But it turns out, I guess, I never really bought these games; I just rented them for an unspecified number of years.  Sure, I never returned my copy, but the act of degradation means they got lost as time and technology marched on.

The ink in a book may smudge to dust someday, but it will outlast me.  If I bought a Kindle, and the Kindle went bust, and a new company makes a new eBook, I've lost my novels.  I'd rather have bookshelves than what amounts to a Gameboy for books, because all I have to worry about is an unlikely fire than a guaranteed obsolescence.

So this thought disturbs me about games.  Chess has lived for hundreds of years, but Super Mario Bros. is basically dead.  It began on the NES, became outdated, became illegally available through emulators eventually, and has now made a return on the Wii.  But when the Wii gets outdated, what happens?  Will we find more and more new ways to keep Super Mario Bros.?  If so, then it may live as well as Chess.

But I don't know.  Maybe a single copy of it will live in the interactive portion of a historical museum someday (I surely hope there will be an interactive wing, or it'll be useless), but beyond that I don't see Super Mario Bros. lasting hundreds of years.

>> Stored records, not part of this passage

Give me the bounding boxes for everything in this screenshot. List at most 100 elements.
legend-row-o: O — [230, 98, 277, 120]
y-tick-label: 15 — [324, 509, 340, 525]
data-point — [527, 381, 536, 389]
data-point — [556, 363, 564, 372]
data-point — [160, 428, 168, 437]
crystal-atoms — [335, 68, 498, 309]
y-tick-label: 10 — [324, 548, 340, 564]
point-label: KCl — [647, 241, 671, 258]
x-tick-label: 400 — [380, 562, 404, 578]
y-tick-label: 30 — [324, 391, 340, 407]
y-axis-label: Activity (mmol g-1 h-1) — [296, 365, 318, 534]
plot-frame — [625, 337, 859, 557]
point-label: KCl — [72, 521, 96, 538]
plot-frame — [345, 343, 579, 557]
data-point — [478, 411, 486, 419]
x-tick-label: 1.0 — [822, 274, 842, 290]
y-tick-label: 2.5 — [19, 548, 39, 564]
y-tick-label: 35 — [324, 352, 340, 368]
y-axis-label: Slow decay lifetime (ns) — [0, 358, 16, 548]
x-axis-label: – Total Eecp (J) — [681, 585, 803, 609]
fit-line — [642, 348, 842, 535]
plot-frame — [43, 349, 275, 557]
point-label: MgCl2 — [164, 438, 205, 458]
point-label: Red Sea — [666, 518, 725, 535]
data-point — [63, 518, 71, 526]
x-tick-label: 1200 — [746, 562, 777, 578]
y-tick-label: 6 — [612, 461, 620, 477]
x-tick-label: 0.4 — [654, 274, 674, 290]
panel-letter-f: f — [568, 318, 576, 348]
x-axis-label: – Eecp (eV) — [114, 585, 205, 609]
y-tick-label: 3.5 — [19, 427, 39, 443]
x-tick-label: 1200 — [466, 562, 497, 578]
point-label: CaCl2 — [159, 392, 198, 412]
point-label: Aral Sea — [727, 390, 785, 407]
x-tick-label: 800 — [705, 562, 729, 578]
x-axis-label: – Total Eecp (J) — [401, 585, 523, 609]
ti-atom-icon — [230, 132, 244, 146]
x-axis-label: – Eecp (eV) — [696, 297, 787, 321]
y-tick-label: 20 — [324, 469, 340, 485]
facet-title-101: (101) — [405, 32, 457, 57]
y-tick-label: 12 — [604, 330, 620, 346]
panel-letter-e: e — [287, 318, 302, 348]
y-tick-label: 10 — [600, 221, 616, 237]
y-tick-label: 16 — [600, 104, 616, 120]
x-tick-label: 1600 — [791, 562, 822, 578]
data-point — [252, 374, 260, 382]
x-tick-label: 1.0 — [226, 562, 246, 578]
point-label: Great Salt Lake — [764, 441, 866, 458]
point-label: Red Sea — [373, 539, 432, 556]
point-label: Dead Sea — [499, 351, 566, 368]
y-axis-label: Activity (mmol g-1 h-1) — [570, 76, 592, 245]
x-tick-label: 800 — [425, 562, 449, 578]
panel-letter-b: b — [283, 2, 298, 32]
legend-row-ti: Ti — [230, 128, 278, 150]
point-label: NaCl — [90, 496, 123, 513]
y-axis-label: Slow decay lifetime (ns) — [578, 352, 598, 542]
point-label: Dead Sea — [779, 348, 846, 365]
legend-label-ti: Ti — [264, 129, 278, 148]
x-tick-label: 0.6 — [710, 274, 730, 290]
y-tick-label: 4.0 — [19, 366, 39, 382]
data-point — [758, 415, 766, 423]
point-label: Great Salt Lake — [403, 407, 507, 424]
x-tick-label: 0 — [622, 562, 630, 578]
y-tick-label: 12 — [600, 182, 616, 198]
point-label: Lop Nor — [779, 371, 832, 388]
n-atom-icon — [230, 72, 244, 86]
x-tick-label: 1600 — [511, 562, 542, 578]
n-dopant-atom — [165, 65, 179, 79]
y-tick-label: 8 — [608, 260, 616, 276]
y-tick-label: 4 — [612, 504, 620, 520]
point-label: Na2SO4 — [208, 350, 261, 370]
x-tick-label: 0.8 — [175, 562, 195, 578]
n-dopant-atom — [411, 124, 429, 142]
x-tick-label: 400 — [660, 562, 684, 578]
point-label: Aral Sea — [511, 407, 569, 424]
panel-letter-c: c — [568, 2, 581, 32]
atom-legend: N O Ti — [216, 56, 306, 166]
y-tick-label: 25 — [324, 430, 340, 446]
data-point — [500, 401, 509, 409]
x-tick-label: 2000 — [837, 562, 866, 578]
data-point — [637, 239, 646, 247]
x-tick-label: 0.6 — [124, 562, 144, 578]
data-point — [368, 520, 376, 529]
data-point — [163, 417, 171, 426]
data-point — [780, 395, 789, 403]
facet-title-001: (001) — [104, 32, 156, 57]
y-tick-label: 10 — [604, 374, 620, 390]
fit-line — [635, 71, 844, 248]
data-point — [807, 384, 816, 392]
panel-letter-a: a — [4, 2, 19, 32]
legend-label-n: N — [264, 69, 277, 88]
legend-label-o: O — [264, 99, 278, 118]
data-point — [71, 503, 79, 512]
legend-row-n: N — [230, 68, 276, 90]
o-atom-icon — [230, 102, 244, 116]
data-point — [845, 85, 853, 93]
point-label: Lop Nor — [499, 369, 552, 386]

Maybe Super Mario Bros. isn't the classic we wish it was, and it's no more than a cave painting of the digital age.  Maybe videogaming's equivalent of The Wizard of Oz and Citizen Kane have yet to come about, and we shouldn't worry about our baby steps.

Perhaps someday we'll create an end-all-be-all of consoles, and a new one will never need to be invented, and the classics will be available forever on that system, but I doubt that too.

The technological aspect is one thing, but the artists themselves are another.

Do we have to wait a few hundred years before there is a gaming Da Vinci or Van Gogh?  How much longer until a gaming Shakespeare?  Heck, will videogames have another crash, or did we learn our lesson and are we beyond that?

My real question is:  are we still in Precambrian gaming times?


Based on the speed of technology, I feel like perhaps gaming should outpace movies.  If the first early motion picture cameras were invented in the 1860s, and the first truly everlasting film, The Wizard of Oz, came about in 1939, then we had to wait over 70 years for the first lasting work of art in film.

So if Tennis for Two on the oscilloscope was the precursor to videogames in 1958, the benchmark videogame should happen in the 2020s or so.  But if the speed of technology means things happen faster than previous technologies, we should be at the turning point now, or have already had it.

Perhaps, however, it's not technology that matters in this instance, but human creativity.  It took thousands of years from cave paintings until Dali thought drooping clocks might be a cool thing to paint.

I think videogames are still in their infancy, and we've yet to see real artists emerge with completely radical ways of looking at games; but we've also got to settle down and create a system that doesn't need an upgrade, the way oils and canvas are still around hundreds of years after their invention.